Y diciendo, tiró de tizona y adelantó, con la punta frente al pecho de Sicklop; como éste y su compañero vieran que no se iba de broma, optaron por dejar el paso franco; pero la dueña, más temeraria, siguió impidiendo la salida y, soltando una verdadera nube de maldiciones contra el abanderado y contra aquellos dos ingleses follones que huían del irlandés, juró moriría antes que dejar pasar a los secuestrados.

—Sea, entonces —dijo Macshane.

Y le tiró una estocada a fondo; la dueña la esquivó, retirándose de un salto, con un grito terrible de miedo; cayó de rodillas, pidiendo gracia, y, por fin, abrió la puerta.

Después de lo cual, y con gran ceremonia, Macshane condujo de la mano a la anciana hasta la puerta de la calle, seguido del joven matrimonio. Una vez fuera, despidiose afectuosamente de ellos, esperando volver a verlos pronto, y dijo:

—Hasta la vista, pues; ahora, de aquí a prima noche, podéis andar perfectamente las diez y ocho millas de camino sin fatigaros gran cosa.

—¡Andar! —exclamó Hayes—. ¿Cómo andar? ¿Para qué tenemos el caballo?…

—¿Qué decís? —replicó Macshane con voz alterada—. La palabra es antes que nada. ¿No es cierto, señora, que en presencia del juez confesasteis haberme dado el caballo? ¿Cómo consentís se hable de querer quitármele?
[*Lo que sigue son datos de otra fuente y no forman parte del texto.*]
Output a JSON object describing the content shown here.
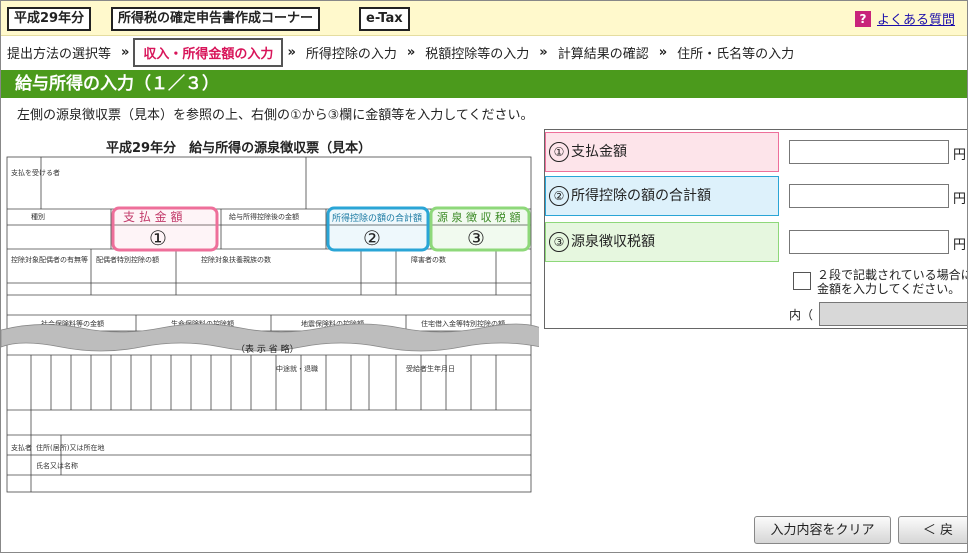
{
  "header": {
    "year_tag": "平成29年分",
    "corner_tag": "所得税の確定申告書作成コーナー",
    "etax_tag": "e-Tax",
    "help_label": "よくある質問"
  },
  "breadcrumb": [
    "提出方法の選択等",
    "収入・所得金額の入力",
    "所得控除の入力",
    "税額控除等の入力",
    "計算結果の確認",
    "住所・氏名等の入力"
  ],
  "breadcrumb_separator": "»",
  "page_title": "給与所得の入力（１／３）",
  "instruction": "左側の源泉徴収票（見本）を参照の上、右側の①から③欄に金額等を入力してください。",
  "sample": {
    "title": "平成29年分　給与所得の源泉徴収票（見本）",
    "box1": "支 払 金 額",
    "box2": "所得控除の額の合計額",
    "box3": "源 泉 徴 収 税 額",
    "mark1": "①",
    "mark2": "②",
    "mark3": "③",
    "omitted": "（表 示 省 略）",
    "left_labels": [
      "支払を受ける者",
      "種別",
      "控除対象配偶者の有無等",
      "社会保険料等の金額",
      "生命保険料の控除額",
      "地震保険料の控除額",
      "住宅借入金等特別控除の額"
    ],
    "small_labels": [
      "給与所得控除後の金額",
      "配偶者特別控除の額",
      "控除対象扶養親族の数",
      "障害者の数",
      "中途就・退職",
      "受給者生年月日",
      "支払者",
      "住所(居所)又は所在地",
      "氏名又は名称"
    ]
  },
  "form": {
    "field1": {
      "num": "①",
      "label": "支払金額",
      "value": "",
      "unit": "円"
    },
    "field2": {
      "num": "②",
      "label": "所得控除の額の合計額",
      "value": "",
      "unit": "円"
    },
    "field3": {
      "num": "③",
      "label": "源泉徴収税額",
      "value": "",
      "unit": "円"
    },
    "checkbox_note_line1": "２段で記載されている場合に",
    "checkbox_note_line2": "金額を入力してください。",
    "uchi_label": "内（"
  },
  "buttons": {
    "clear": "入力内容をクリア",
    "back": "＜ 戻"
  },
  "colors": {
    "green": "#4b9a1c",
    "pink": "#ee6f9a",
    "blue": "#2aa5d6",
    "light_green": "#8ed87a",
    "active_crumb": "#d8155a"
  }
}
Permitidme os diga que semejante proceder no se acomoda con vuestra respetabilidad y vuestros años, y mucho menos cuando se trata de emplearle con el abanderado Timoteo Macshane.

Y diciendo, dio al aire su sombrero en un profundo saludo y se alejó calle abajo. Ante lo irremediable, llenos de resignación, hubieron de tomar el camino de su casa, pasito a paso, míster Hayes, su madre y su joven esposa.